Espetáculo de dança inspirado em Ingmar Bergman emociona público

Por Natácia Guimarães

“A solidão de duas pessoas é um fato”. O impacto dessa frase de Ingmar Bergman, citada logo no início do espetáculo, criou uma atmosfera de drama que invadiu o Teatro Molière, no Sábado, dia 26 de abril, na Aliança Francesa. O trecho, extraído da autobiografia “Lanterna Mágica”, do cineasta sueco, é um dos pensamentos que permeiam os movimentos de “Sem tu não pode haver em eu”, espetáculo trazido ao Vivadança pela companhia do coreógrafo português Paulo Ribeiro, e que se lançou à tarefa de criar imagens cênicas a partir de sensações do universo de Bergman: autoconhecimento, paixão, angústia.

O solo tem uma coreografia ao mesmo tempo densa e leve, que expressa diversos sentimentos do ser humano. O espetáculo retira as máscaras sociais, escancarando a fragilidade, tristeza, alegria, conflitos a que todos os indivíduos estão suscetíveis ao longo da vida. A plateia estava lotada e em total sintonia com o solo. Os sentimentos são tão intensos nas coreografia que,  da plateia, era possível senti-los a cada manobra do dançarino.  O solo conseguiu atrair a atenção da plateia do inicio ao fim do espetáculo. Jogos de luz  e sombra permitiram  tornar o clima mais  intimista. A trilha sonora do espetáculo é uma mistura de jazz, com músicas de Bach e – através da sensibilidade dos movimentos em conjunto com a trilha sonora-  transferiu para a plateia momentos de lembranças e reflexões .

O espetáculo de dança é inspirado na obra do cineasta sueco Ingmar Bergman e traz traços específicos da cinematografia de Bergman- questões existenciais de fé, solidão e mortalidade. “O Ingmar [Bergman] é uma viagem à humanidade, uma viagem à nossa essência.

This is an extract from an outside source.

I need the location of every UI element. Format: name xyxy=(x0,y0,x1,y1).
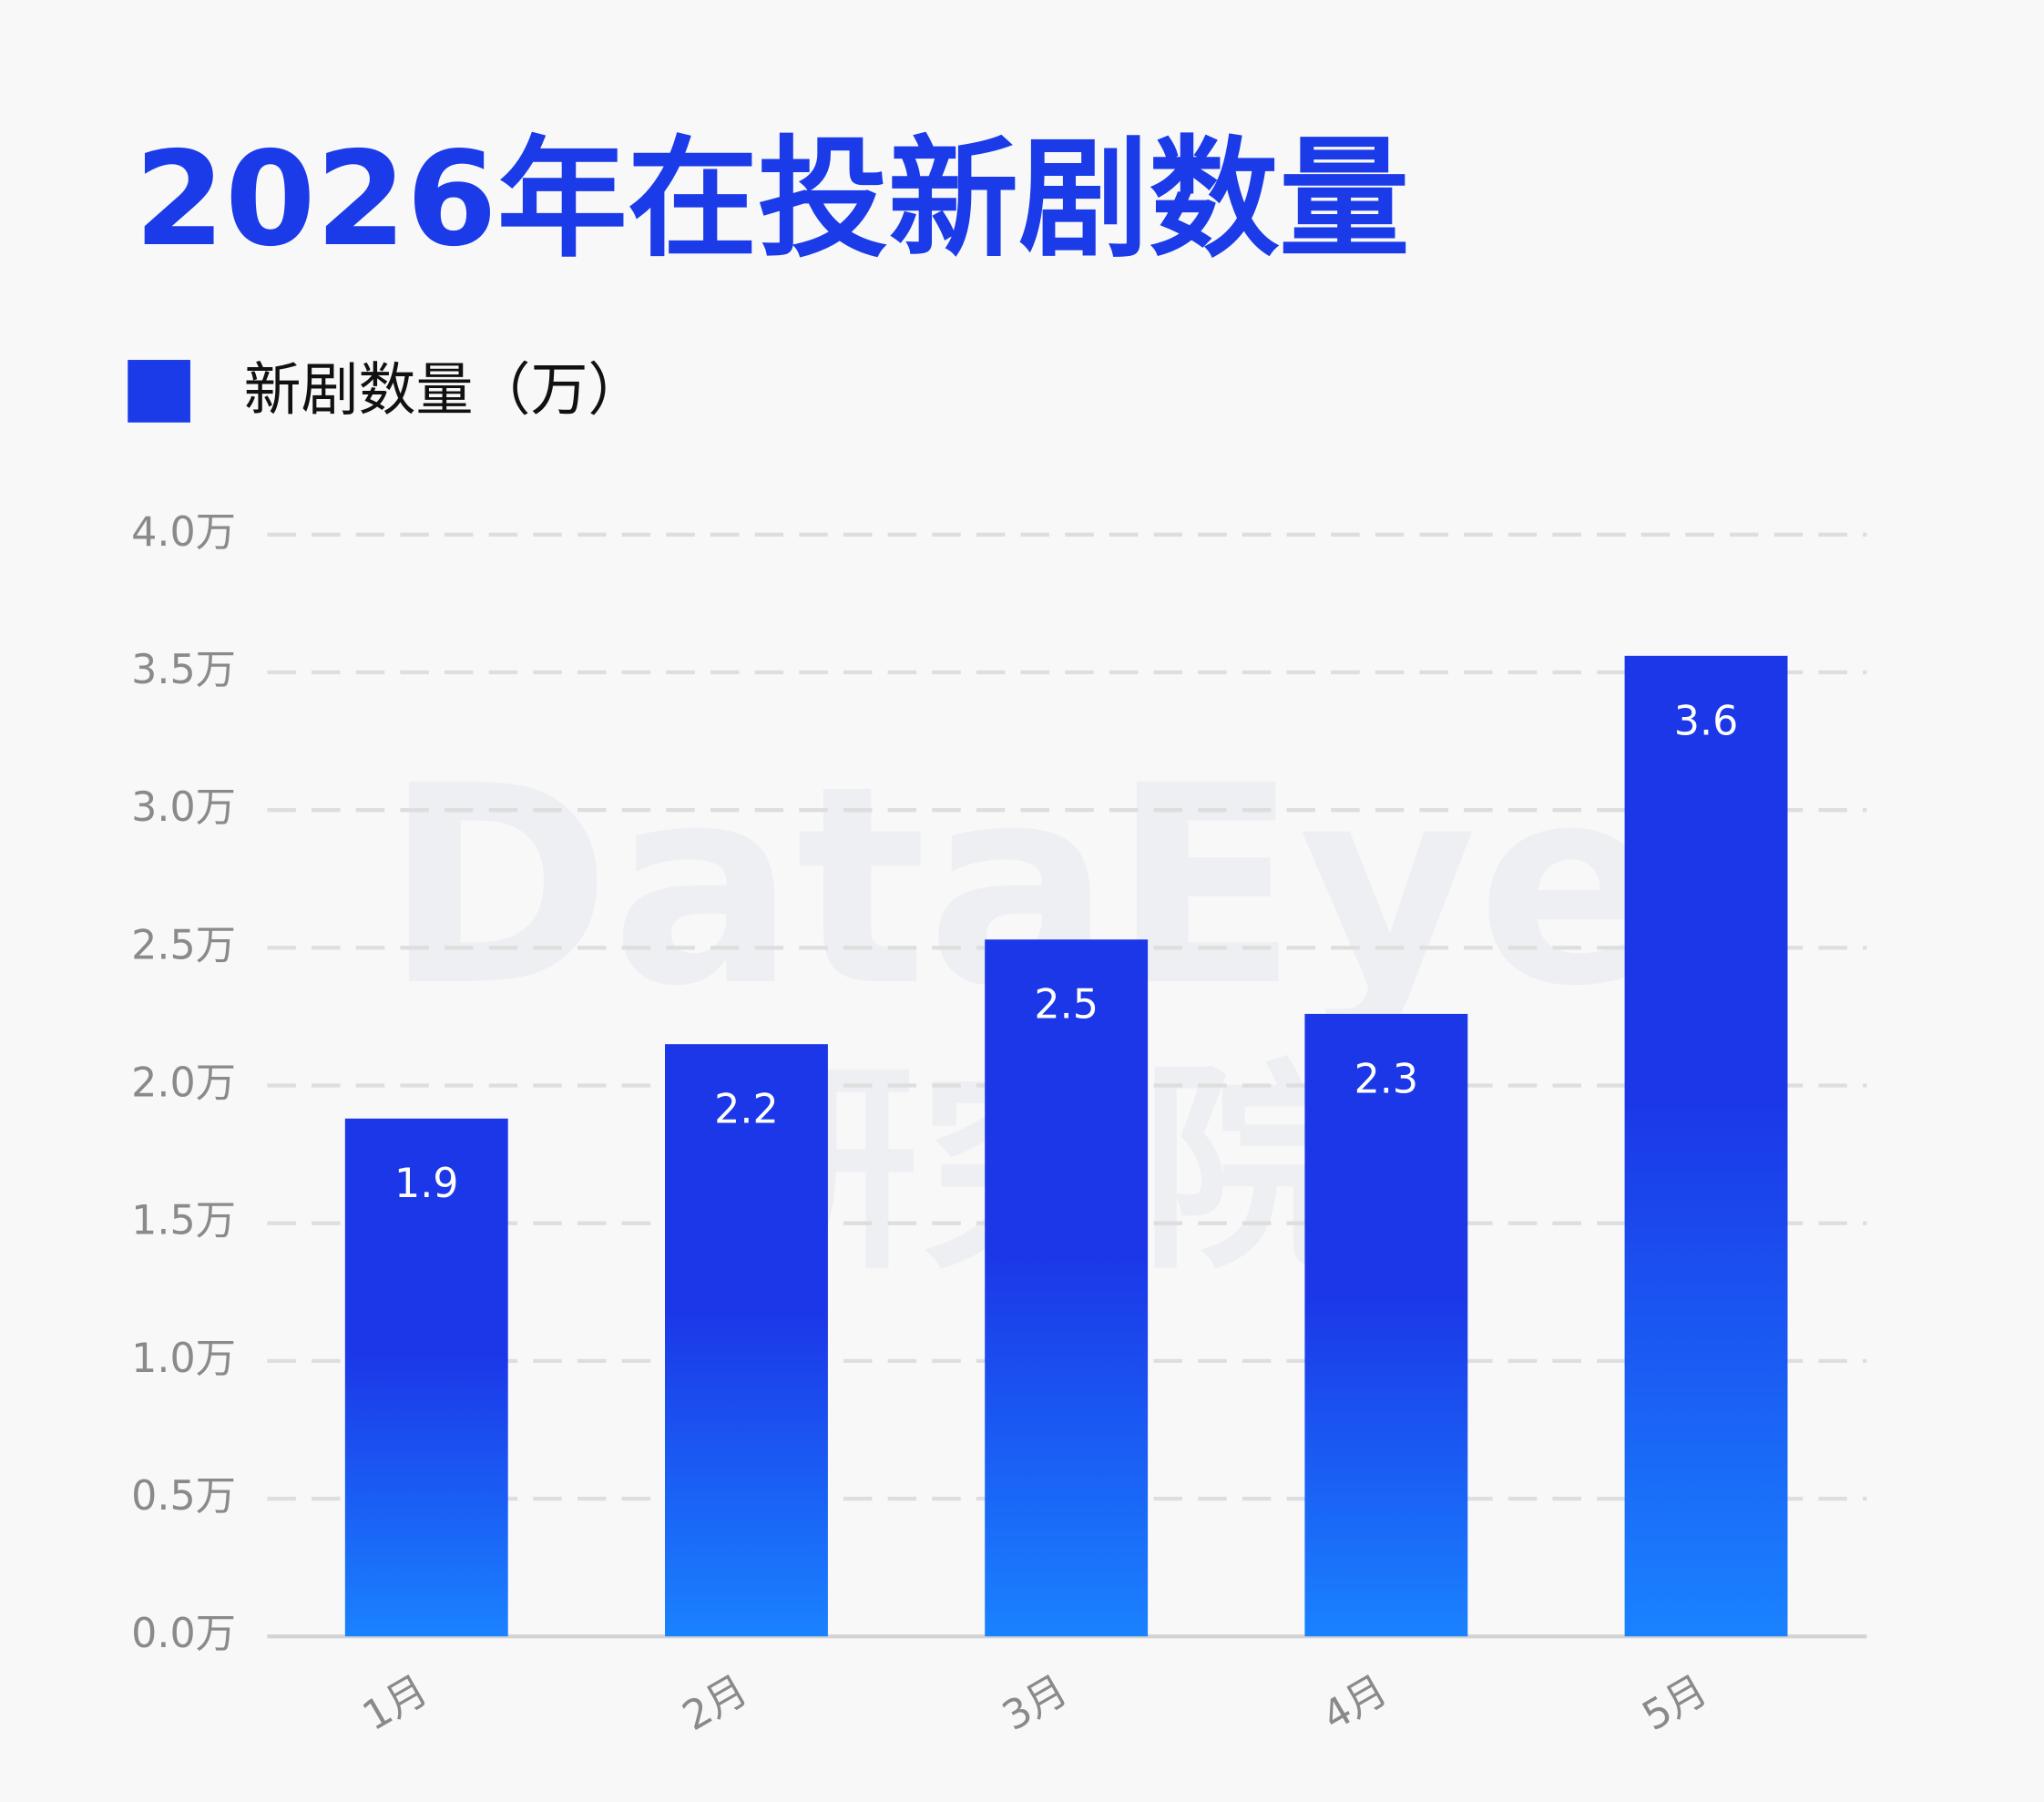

Cada palavra no Ingmar é preciosa, cada palavra é uma palavra que desagua noutro sítio, sempre em movimento, em transição”, disse Paulo Ribeiro em uma entrevista concedida a outro veiculo de comunicação.  O espetáculo se divide entre partes de áudio de trechos de Bergman  que analisam a questão existencial, música e silêncio. O coreografo expõe um domínio impecável sobre os movimentos. “Ele explode. Internamente e externamente ele consegue fazer essa explosão. É a criação de todo o movimento. Isso é uma coisa fantástica. O movimento nasce da expressão” disse Magnólia Costa que estava na plateia.

A obra de Bergman, extremamente densa e dramática, é dançada num tom de, ao mesmo tempo, leveza, reflexão e dor. É possível ver características da personagem do filme Persona como Elisabeth Vogler. A personagem no filme é uma atriz que teve uma crise de surto e, a partir desse momento, decide isolar-se do mundo e permanecer em constante silêncio. O filme vai revelando os motivos desse “surto” pelos sentimentos e convívio da sua enfermeira e os dramas de viver em uma sociedade na qual a aparência parecer ser algo muito mais relevante que a essência.
O coreógrafo
Natural de Lisboa, fez carreira como bailarino em várias companhias belgas e francesas até tornar-se coreógrafo. A estreia nessa função aconteceu em 1984, em Paris, no âmbito da companhia Stridanse, da qual foi co-fundador.
Em  Portugal, em 1988, começou por colaborar com a Companhia de Dança de Lisboa e com o Ballet Gulbenkian, para os quais criou, respectivamente, Taquicardia (Prémio Revelação do jornal Sete, em 1988) e Ad Vitam. Com o solo Modo de utilização, interpretado por si próprio, representou Portugal no Festival Europália 91, em Bruxelas.
A sua carreira de coreógrafo expandiu-se no plano internacional a partir de 1991, com a criação de obras para companhias de renome: Nederlands Dans Theater II (Encantados de servi-lo e Waiting for Volúpia), Nederlands Dans Theater III (New Age); Grand Théâtre de Genève (Une Histoire de Passion); Centre Chorégraphique de Nevers, Bourgogne (Le Cygne Renversé); Ballet de Lorraine (White Feeling e Organic Beat). Para o Ballet Gulbenkian, criou ainda: Percursos Oscilantes, Inquilinos, Quatro Árias de Ópera, Comédia Off -1, White e Organic Beat, Organic Cage, Organic Feeling.